Healdsburg’s Plaza was alive with Dia de los Muertos celebrations recently. Pathways in the plaza were chalked with flor de muerto, marigold petals were strewn about, exhibits were on display, and vintage cars and tricked-out trucks from Chicano Truckin were parked on the perimeter.
Some offered trick or treat candy, while others displayed ofrenda, altars to passed loved ones.
Calaveras, calacas, ofrenda, music, costumes, dancing, food and people abounded amongst the spirits of the dead.
The Dia de los Muertos festival is, reportedly, a combination of Aztec, Christian and New World traditions. The Aztec reverence for those passed, mixed with Christianity’s All Souls Day, began to emerge as a two-day festival in Mexico. It spread through Latin America, the Philippines and many places in the U.S.
An emblematic skull painted on peoples’ faces in black and white with a joker-esque smile may be hard to reckon for people not familiar with the holiday. However, when you know that the dead frown on sadness, the smiles become an expression of buried wisdom.
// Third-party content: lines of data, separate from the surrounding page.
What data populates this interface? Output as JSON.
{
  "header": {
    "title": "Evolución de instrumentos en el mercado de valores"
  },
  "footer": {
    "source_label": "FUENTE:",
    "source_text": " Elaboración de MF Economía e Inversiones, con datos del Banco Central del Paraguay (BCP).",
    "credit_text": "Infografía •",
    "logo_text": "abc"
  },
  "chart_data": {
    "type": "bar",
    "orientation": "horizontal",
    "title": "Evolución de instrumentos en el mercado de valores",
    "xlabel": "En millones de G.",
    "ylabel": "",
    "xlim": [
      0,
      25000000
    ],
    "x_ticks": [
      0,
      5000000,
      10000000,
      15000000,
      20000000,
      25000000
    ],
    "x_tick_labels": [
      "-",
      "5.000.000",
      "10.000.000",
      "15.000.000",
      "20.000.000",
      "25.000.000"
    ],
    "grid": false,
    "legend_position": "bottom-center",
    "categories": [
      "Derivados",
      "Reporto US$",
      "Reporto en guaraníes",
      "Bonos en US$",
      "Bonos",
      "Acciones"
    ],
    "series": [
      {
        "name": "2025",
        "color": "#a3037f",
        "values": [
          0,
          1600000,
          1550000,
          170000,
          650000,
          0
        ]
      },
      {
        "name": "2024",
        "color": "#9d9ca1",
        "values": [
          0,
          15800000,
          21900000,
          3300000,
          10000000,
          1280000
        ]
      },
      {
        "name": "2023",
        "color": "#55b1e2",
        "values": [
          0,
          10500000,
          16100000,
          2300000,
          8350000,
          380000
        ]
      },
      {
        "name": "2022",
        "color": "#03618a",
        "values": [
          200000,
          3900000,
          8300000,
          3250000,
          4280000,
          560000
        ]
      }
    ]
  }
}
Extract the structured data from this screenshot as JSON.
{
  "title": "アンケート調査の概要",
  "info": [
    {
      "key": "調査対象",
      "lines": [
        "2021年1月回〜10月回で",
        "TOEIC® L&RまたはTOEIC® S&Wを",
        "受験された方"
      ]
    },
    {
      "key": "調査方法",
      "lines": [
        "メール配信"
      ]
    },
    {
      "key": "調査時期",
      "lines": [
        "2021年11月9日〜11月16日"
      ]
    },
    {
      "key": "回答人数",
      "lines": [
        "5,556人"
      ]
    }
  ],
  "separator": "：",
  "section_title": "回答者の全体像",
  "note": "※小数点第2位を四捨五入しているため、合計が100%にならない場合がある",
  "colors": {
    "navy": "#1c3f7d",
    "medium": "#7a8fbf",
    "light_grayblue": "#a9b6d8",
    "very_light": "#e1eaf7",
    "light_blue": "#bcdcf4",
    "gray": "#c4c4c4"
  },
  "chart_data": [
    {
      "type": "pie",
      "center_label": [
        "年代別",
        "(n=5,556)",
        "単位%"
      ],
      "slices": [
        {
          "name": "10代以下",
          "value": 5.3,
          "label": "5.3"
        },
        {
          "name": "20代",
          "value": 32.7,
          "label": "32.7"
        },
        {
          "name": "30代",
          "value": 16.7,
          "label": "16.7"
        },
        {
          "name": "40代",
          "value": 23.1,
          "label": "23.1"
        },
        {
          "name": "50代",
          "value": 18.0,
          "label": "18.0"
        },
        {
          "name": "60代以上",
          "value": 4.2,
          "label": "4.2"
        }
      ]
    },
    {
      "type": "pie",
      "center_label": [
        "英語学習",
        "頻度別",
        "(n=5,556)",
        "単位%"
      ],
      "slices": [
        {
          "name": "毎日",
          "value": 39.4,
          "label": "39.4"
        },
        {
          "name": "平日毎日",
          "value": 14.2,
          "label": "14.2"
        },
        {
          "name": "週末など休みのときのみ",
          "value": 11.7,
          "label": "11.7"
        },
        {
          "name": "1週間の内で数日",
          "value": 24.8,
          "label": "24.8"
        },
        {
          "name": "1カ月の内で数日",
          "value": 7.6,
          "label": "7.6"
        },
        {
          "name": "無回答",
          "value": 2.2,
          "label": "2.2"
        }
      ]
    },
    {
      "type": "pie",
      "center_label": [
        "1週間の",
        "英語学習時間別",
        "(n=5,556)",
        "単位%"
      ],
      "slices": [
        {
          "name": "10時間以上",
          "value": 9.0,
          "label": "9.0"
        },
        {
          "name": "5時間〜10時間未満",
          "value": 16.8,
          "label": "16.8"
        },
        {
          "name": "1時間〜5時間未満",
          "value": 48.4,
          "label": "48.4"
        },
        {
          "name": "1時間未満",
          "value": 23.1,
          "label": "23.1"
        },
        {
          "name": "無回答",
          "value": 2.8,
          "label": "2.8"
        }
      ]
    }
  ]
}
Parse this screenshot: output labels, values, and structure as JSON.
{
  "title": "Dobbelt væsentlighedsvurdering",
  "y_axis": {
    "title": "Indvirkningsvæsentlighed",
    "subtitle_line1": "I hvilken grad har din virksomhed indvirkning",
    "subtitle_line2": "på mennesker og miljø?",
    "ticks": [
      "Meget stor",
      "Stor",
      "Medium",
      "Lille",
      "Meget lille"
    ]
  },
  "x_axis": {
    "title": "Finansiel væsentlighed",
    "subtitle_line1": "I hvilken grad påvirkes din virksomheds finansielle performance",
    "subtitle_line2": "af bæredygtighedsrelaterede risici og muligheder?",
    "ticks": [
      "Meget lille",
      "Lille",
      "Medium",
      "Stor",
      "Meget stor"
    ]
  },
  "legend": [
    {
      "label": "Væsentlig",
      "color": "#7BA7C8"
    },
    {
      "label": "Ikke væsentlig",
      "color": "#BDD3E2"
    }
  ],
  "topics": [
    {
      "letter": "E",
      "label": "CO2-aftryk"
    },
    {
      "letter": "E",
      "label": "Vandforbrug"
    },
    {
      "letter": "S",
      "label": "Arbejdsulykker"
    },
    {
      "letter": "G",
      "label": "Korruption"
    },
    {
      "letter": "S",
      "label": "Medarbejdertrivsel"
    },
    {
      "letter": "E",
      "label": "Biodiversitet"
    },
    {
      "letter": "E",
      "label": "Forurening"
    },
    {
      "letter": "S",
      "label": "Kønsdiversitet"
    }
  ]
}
Dia de los Muertos is a unique holiday celebrating death with joy, observing the continuation of life through the ages, honoring the past and living fully in the present.
Fun facts: Dia de los Muertos is a multi-day festival beginning Halloween at midnight; the first day, Dia de los Angelitos, is the day of the innocents or children; and the second day, Dia de los Difuntos, is the day of adults.
Ofrenda are offerings, which also refer to the small personal altars on which offerings are placed; calaveras are skulls often drawn with a smile to laugh at death; calacas are skeletons; and marigolds are flor de muerto, the bright orange flower used in graves and other decorations during this festival.
Corazon Healdsburg sponsors this local event. Its mission is to “strengthen the Latino voice to help build a compassionate and just community, dignifying individuals and families, advocating against injustice and uniting people to celebrate diversity.”